Speaking at the 31st Assiom Forex Congress on Feb. 15, Panetta addressed key concerns related to digital finance, cryptocurrency regulations, and cybersecurity risks.
He noted that the global crypto ecosystem is under increasing regulatory scrutiny due to its potential links to money laundering and broader financial stability concerns.
Key Differences Between European and U.S. Crypto Regulations
Panetta noted the contrast between European and U.S. regulatory frameworks.
He pointed out that Europe has introduced the Markets in Crypto-Assets Regulation (MiCA) to establish clear guidelines for the industry, while the U.S. continues to regulate cryptocurrencies on a case-by-case basis, depending on whether assets are deemed securities.
He also referenced the Trump administration’s recent executive order on digital financial technology, issued on Jan. 23, which signals a more open approach toward integrating cryptocurrencies into the financial system.
Panetta warned that regulatory discrepancies between Europe and the U.S. could be exploited by crypto operators, potentially undermining financial integrity.

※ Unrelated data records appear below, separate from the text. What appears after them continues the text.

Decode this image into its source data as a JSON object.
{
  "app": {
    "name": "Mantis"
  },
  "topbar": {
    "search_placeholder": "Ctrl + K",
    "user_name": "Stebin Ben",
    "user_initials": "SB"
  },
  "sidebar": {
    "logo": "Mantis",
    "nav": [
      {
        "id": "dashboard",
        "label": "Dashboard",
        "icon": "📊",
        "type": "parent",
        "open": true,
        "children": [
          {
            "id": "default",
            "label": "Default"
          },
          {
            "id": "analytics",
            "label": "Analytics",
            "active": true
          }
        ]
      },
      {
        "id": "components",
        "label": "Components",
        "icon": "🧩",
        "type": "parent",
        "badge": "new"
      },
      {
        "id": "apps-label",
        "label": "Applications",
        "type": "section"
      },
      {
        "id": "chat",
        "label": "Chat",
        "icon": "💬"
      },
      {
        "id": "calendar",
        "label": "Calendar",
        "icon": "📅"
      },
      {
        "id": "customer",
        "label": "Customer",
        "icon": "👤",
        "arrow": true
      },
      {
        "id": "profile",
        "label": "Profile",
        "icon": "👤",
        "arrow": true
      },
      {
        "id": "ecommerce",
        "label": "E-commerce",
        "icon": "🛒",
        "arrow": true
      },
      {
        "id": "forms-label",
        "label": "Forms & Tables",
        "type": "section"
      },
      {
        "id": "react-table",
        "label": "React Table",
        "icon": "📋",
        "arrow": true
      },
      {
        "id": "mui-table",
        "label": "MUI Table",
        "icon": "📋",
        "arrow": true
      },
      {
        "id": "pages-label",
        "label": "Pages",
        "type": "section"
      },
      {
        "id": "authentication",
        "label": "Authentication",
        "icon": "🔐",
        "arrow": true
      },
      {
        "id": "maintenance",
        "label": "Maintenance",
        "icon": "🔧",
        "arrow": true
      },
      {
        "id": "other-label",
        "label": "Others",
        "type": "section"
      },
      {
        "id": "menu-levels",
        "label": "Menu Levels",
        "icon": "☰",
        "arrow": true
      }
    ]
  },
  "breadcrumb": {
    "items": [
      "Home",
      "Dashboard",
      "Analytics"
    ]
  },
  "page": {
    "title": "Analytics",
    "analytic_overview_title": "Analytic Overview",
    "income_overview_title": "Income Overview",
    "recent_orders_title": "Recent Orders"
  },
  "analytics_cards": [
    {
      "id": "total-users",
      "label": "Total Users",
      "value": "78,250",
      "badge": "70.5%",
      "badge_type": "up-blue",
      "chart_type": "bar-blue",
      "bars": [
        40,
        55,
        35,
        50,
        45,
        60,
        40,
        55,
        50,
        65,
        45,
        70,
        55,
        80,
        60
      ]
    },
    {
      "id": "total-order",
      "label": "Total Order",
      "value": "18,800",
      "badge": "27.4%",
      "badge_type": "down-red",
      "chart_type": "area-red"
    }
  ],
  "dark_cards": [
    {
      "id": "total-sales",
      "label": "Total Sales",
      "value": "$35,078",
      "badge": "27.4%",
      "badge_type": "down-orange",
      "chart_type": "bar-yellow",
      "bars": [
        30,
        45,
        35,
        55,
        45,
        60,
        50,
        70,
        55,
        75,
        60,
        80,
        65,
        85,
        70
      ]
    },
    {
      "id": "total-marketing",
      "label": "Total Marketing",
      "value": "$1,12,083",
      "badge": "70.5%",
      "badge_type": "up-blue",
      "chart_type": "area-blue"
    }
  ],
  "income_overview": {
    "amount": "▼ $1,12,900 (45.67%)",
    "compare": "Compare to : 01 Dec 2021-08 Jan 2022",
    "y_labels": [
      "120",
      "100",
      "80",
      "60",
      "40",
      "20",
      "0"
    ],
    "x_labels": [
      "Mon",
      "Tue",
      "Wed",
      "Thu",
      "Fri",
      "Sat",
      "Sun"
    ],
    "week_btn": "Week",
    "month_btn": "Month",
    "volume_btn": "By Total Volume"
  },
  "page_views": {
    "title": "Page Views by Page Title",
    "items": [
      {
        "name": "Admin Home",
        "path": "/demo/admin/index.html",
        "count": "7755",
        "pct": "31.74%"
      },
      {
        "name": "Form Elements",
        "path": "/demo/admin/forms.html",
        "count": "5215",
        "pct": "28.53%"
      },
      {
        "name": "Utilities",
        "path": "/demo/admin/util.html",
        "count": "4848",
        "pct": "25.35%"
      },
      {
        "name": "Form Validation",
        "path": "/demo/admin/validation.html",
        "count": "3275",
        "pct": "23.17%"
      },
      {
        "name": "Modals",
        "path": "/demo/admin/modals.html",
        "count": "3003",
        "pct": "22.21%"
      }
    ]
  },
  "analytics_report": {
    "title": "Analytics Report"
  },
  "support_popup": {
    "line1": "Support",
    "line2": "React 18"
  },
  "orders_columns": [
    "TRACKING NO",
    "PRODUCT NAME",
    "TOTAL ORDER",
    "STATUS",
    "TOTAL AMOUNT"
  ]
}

“These regulatory divergences between the United States and Europe will need to be carefully assessed once the U.S. authorities’ position becomes clearer, in order to understand their international implications,” he stated.
The Bank of Italy is working closely with the Commissione Nazionale per le Società e la Borsa (Consob), Italy’s financial markets regulator, to evaluate risks associated with digital assets.

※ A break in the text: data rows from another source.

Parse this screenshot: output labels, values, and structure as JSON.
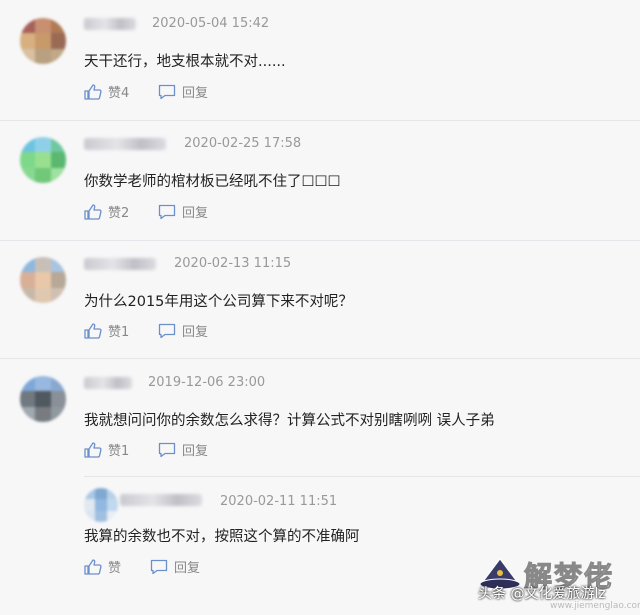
{
  "comments": [
    {
      "time": "2020-05-04 15:42",
      "text": "天干还行，地支根本就不对......",
      "like_label": "赞4",
      "reply_label": "回复",
      "avatar_colors": [
        "#a8615a",
        "#c88f70",
        "#b07a55",
        "#d8b080",
        "#c89a6a",
        "#9a6a55",
        "#d8c0a0",
        "#b8a080",
        "#c0a888"
      ]
    },
    {
      "time": "2020-02-25 17:58",
      "text": "你数学老师的棺材板已经吼不住了☐☐☐",
      "like_label": "赞2",
      "reply_label": "回复",
      "avatar_colors": [
        "#6ec4e0",
        "#8fd0e8",
        "#70c8a0",
        "#7ed88a",
        "#98e090",
        "#5ab870",
        "#88d890",
        "#70c878",
        "#a0e0a0"
      ]
    },
    {
      "time": "2020-02-13 11:15",
      "text": "为什么2015年用这个公司算下来不对呢？",
      "like_label": "赞1",
      "reply_label": "回复",
      "avatar_colors": [
        "#8fb8e0",
        "#c8c0b8",
        "#a8c4e0",
        "#d8b098",
        "#e8c8a8",
        "#b8a898",
        "#c8b8a8",
        "#e0c8b0",
        "#d0c0b0"
      ]
    },
    {
      "time": "2019-12-06 23:00",
      "text": "我就想问问你的余数怎么求得？计算公式不对别瞎咧咧 误人子弟",
      "like_label": "赞1",
      "reply_label": "回复",
      "avatar_colors": [
        "#7ea8d8",
        "#98b8e0",
        "#88a8d0",
        "#707880",
        "#505860",
        "#8a9098",
        "#a0a8b0",
        "#787c80",
        "#9098a0"
      ]
    }
  ],
  "reply": {
    "time": "2020-02-11 11:51",
    "text": "我算的余数也不对，按照这个算的不准确阿",
    "like_label": "赞",
    "reply_label": "回复",
    "avatar_colors": [
      "#a8c8e8",
      "#80a8d0",
      "#b8d0e8",
      "#e0e8f0",
      "#90b8e0",
      "#c0d8f0",
      "#d8e4f0",
      "#a0c0e0",
      "#e8eef4"
    ]
  },
  "watermark": {
    "brand": "解梦佬",
    "source": "头条 @文化爱旅游lz",
    "url": "www.jiemenglao.com"
  }
}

The two entities have flagged liquidity risks as more users turn to online platforms for deposits and withdrawals.
To address these concerns, they are in discussions with crypto firms looking to operate in Italy.

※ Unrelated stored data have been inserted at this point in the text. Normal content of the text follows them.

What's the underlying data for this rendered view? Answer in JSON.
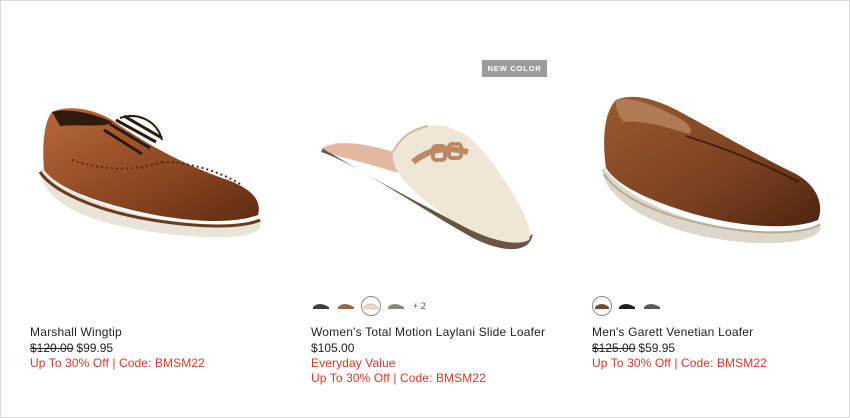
{
  "products": [
    {
      "name": "Marshall Wingtip",
      "original_price": "$120.00",
      "sale_price": "$99.95",
      "promo": "Up To 30% Off | Code: BMSM22"
    },
    {
      "badge": "NEW COLOR",
      "swatches": [
        {
          "color": "#3f3f3f",
          "icon": "black-loafer-swatch"
        },
        {
          "color": "#9a6a3c",
          "icon": "brown-loafer-swatch"
        },
        {
          "color": "#e6dccb",
          "icon": "cream-loafer-swatch",
          "selected": true
        },
        {
          "color": "#8e867c",
          "icon": "taupe-loafer-swatch"
        }
      ],
      "more_swatches": "+ 2",
      "name": "Women's Total Motion Laylani Slide Loafer",
      "price": "$105.00",
      "value_tag": "Everyday Value",
      "promo": "Up To 30% Off | Code: BMSM22"
    },
    {
      "swatches": [
        {
          "color": "#7a4a2a",
          "icon": "brown-loafer-swatch",
          "selected": true
        },
        {
          "color": "#1f1f1f",
          "icon": "black-loafer-swatch"
        },
        {
          "color": "#5a5a5a",
          "icon": "grey-loafer-swatch"
        }
      ],
      "name": "Men's Garett Venetian Loafer",
      "original_price": "$125.00",
      "sale_price": "$59.95",
      "promo": "Up To 30% Off | Code: BMSM22"
    }
  ],
  "colors": {
    "promo": "#d63a2a",
    "badge_bg": "#9c9c9c"
  }
}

“Banca d’Italia’s task is to ensure that these entities have adequate safeguards in place to manage strategic, operational, and financial risks, as well as risks linked to money laundering and the circumvention of international sanctions,” Panetta stated.
Additionally, Panetta cautioned against the rise of digital tokens issued by major tech companies, arguing that widespread adoption of such assets could threaten the role of traditional banks.
“Commercial banks would risk losing an important part of their operations,” he warned, emphasizing the need for coordinated global regulation.
Italy Enhances Crypto Market Surveillance
Last year, Italy took measures to bolster its oversight of cryptocurrency markets in line with the MiCA regulatory framework.
These steps aim to enhance surveillance, counter insider trading, and prevent market manipulation within the realm of digital assets.
The new decree introduces stringent measures to mitigate risks associated with cryptocurrencies.
It includes substantial fines ranging from $5,400 to $5.4 million for offenses such as insider trading, market manipulation, and unauthorized disclosure of confidential information.